I can't fit into a size large skirt at Zara.
I know because i tried one on on Wednesday.
I was out with my girlfriend Joy and we'd just had lunch and were discussing the date I had that evening and what I'd be wearing and she was saying I should show off my figure and maybe wear some heels. And i was lamenting the fact she didn't think converse appropriate and did I really need to wear my bangs down? And as all this was happening we were wandering in and out of stores, running errands, browsing in that way that's mostly a side-eye-sort-of-thing when we happened upon a mini skirt in Zara. It was feminine and structured--the right balance of sexy and sweet.
And so we both declared it totally date-night-appropriate.
But when I tried it on it was tight in that way that is unforgiving and unkind and totally unwearable. And it was a size large.
I ended up wearing jeans and wedges and white lace top with a blazer. And I felt totally great.
And so that was that.
But there's this nagging thought: I'm so very close to the body I've always wanted--a body that is healthy and very, very normal--and I can't find into a size large skirt at Zara. And so what. the. hell, you know?
I read an article in Cosmopolitan (the esteemed woman's journal) a few months back about how the three worst words a woman can say to a man are such: I feel fat. And i'm gonna level with you. I read that and though: Genius. That is genius. Spot on.
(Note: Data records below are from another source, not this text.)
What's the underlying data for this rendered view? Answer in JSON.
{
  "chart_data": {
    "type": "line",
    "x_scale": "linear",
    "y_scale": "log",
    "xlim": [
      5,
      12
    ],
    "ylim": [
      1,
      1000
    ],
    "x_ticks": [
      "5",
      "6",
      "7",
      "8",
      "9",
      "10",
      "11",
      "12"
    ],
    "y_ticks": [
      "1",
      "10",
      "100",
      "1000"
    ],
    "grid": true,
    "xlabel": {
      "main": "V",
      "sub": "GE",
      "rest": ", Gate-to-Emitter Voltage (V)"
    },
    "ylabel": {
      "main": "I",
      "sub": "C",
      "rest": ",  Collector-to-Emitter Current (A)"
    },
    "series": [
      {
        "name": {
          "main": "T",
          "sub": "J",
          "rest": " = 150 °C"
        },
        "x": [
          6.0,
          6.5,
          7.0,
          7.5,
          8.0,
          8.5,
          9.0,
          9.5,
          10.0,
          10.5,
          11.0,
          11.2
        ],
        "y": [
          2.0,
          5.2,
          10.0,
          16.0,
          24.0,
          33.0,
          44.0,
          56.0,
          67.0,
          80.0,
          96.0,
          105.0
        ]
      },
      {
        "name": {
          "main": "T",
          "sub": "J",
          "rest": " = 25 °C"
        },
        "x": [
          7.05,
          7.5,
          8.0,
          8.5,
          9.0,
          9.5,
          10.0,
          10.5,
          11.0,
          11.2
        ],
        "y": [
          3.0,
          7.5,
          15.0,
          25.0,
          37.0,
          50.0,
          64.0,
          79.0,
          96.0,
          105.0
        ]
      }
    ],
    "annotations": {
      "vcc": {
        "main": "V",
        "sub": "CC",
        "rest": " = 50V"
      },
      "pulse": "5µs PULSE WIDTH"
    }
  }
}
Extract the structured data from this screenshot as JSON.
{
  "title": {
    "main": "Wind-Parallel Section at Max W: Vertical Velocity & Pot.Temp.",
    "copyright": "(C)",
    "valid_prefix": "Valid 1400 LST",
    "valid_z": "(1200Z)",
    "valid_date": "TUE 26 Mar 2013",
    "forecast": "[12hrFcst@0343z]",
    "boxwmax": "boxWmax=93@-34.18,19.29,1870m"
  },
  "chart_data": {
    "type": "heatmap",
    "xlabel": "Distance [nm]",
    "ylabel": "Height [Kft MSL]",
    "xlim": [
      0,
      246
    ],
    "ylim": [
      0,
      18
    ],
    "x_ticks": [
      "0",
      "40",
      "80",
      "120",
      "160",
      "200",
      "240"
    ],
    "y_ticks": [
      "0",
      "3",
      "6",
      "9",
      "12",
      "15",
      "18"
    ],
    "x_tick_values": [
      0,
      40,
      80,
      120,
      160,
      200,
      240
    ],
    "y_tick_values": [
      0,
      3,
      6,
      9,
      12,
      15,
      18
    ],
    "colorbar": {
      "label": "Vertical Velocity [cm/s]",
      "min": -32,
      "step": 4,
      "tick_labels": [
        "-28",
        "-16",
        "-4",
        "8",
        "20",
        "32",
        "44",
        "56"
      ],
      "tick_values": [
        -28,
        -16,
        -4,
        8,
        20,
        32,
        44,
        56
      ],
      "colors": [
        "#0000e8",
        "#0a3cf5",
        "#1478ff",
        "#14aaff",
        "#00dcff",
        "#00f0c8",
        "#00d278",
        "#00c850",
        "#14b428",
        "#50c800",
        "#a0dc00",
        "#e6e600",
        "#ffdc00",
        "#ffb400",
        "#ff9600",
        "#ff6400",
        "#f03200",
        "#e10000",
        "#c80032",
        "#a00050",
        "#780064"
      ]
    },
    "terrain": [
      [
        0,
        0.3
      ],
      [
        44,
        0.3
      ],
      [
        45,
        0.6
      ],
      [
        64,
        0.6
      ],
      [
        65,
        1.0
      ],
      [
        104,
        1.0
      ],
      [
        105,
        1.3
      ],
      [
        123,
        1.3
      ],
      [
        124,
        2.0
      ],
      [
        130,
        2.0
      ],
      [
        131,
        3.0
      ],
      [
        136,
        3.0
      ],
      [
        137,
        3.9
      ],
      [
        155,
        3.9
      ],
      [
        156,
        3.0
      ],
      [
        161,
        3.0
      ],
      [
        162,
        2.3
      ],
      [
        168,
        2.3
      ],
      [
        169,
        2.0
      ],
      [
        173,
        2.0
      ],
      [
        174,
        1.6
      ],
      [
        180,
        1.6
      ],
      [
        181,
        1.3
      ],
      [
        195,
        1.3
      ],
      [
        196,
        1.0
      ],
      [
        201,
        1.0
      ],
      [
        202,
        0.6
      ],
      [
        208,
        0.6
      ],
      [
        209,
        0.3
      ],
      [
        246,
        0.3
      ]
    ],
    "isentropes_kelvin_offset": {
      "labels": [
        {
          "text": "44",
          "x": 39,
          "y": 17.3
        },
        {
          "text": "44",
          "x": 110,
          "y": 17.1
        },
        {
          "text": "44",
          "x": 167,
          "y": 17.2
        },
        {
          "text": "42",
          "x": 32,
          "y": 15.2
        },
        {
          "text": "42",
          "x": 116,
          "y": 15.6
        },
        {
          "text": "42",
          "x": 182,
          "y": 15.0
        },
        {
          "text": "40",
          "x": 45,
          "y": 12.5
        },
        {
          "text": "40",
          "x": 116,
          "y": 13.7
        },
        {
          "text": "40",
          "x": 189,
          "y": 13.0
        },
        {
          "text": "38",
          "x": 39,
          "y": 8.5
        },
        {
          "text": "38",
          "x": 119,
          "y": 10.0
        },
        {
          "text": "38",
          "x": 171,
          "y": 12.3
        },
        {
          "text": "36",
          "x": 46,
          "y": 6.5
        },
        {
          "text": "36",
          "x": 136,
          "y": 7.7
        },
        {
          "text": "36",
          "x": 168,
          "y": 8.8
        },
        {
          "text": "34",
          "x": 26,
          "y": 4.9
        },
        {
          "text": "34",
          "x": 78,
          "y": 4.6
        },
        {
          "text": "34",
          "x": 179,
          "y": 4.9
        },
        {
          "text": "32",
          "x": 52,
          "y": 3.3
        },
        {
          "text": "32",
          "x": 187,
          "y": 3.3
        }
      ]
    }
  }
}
The reasoning being that (1) men like to feel like problem solvers. Men do not like to feel helpless. And those three words speak to a problem that they just can't solve. (2) It plants this sort of thought in their head that you may in fact be fat or with less than perfect thighs or breasts or whatever it is you lambasted with your unkind words and (3) it gets the men feeling self-concious and insecure about their own bodies (and if there is anything I've learned after dating a good many men over a good few years now--men might just be more insecure than women, so it's best not to encourage that).
Number two is something I've spent quite a bit of time thinking about over the last few years. When we say I feel fat, that's fat talk. And fat talk is insidious and destructive. The one thing that I'd encourage anyone who wants to drastically and subversively change their life for the better is to eliminate fat talk. That's it. Don't engage in it, don't encourage it, and if you can, call others on it: Hey, that's fat talk, enough of that. Or Don't speak that way--this is me looking out for you. Fat talk is absolutely everywhere. And one of the things I began to notice is that when my best girlfriends would talk about having gained weight or their unhappiness with this-or-that-body-part--as soon as they called my attention to it, they planted an idea and I would then see what they were talking about. Oh yes, there's that extra weight. Let me make this very clear: I did not see it, until they pointed it out to me. And even then, who knows if I actually saw it or I just thought i saw it. And these are women I love and adore.
Such is the power of suggestion.
The most salient point of the article, I thought, was the suggestion that very often the bits and parts of our body we dislike the most, men absolutely adore. And if they've spent all night loving and caring for those bits and parts and we wake up and rip them to shreds--it makes men feel as if they're staring into a fun house mirror. makes them feel as if they can't trust their own eyes. Because that thing--the body--they think so beautiful we've just laid to waste with a few unkind words.
I am, for the most part, really proud of my body. But I am even more proud of how I got to this body. I never count calories. I eat full-fat everything. I mostly order the hamburger. And when I say I have as many lattes as I want over the course of a day, I actually mean that. I have them with full fat milk and a little bit of coconut oil. Yes! I add coconut oil! I can imagine diet experts/addicts the country over shaking their heads: extra fat, extra calories. But coconut oil is incredibly good for us--it helps with cholesterol levels and nutrient absorption, it aides in the reduction of belly fat, is an anti-inflammatory.
I was out with a guy a few months back and somehow the discussion turned to weight loss and we each described how we'd once been bigger and he said to me, But don't you miss those times when you just way overindulge--those times when there is absolutely no restraint? Nope, I said. Because if I feel the need to eat that way, I do. I refuse to live my life as if a sort of vigilance must be kept. Because how exhausting. How utterly exhausting. (And I'm having a hard enough time not crawling into bed at any given moment).
And so here I am with a body I quite like and I can't fit into a size large skirt at Zara. And a sort of fun house mirror erupts before me.
And I'm not sure what to do about it today other than walk away. And say, that's not today's worry. That uncertainty, that question, that distorted image will not govern me right now. I'll simply recognize that something's a bit askew and walk away.